Police Continue Searching for Bodies at Convict’s Home
by Des Plaines (AP)
The remains of three bodies have been found at the home of a convicted sex offender, and other bodies may be buried in earthen mounds there, police said Friday. The owner of the house was charged Friday with murder. And as John W. Gacy Jr., 36, who owns the modest one-story, brick bungalow, was being charged with murdering one missing youth, police were tearing up part of his house to see if more bodies could be found. The skeletal remains of two bodies were removed, the Cook County medical examiner said, one from the crawl space under the house and one from the garage. Both bodies had been buried.
The medical examiner, Dr. Robert J. Stein, said that contrary to what police reported, the two bodies removed are the only two found so far. He said the search would continue today. The finding of three bodies was announced earlier by the Des Plaines police chief. Authorities said Gacy confessed Thursday to strangling Robert Piest, 15, of Des Plaines. Gacy was being held without bond. Authorities said that Gacy, twice divorced and living alone, was convicted in Iowa in 1968 of sex crimes, served time and was paroled in 1971. He had lived in the home where the bodies were discovered for six years and operated a contracting business from it.
Gacy served about 1 1/2 years at the Iowa Men’s Reformatory after pleading guilty in a sexual incident involving a teenage boy in Waterloo, authorities said. In November 1968, Gacy pleaded guilty to a sodomy charge in Waterloo. Police said the incident involved a teenage boy. Gacy was sentenced to 10 years, serving about 18 months before being paroled. Records show that after Gacy was indicted, he also was charged with attempted perjury, going armed with intent, and making malicious threats to extort. Those charges were filed in connection with beating and Macing of a 15-year-old youth in a remote area near Hudson, Iowa.

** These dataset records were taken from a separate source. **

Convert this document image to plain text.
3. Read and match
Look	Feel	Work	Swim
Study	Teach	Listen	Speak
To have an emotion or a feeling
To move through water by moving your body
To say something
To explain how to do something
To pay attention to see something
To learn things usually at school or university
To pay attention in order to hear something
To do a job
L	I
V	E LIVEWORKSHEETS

The charges were dropped when Gacy pleaded guilty to the sodomy charge. Gacy had been manager of three fried chicken stores in Waterloo from 1966 until he went to prison. In 1967, he had been named an outstanding vice president of the Jaycees. The Chicago Tribune reported that several unidentified police investigators said that Gacy has given an oral statement asserting that he strangled 32 young boys. However, repeated checks with various authorities were unable to confirm the report.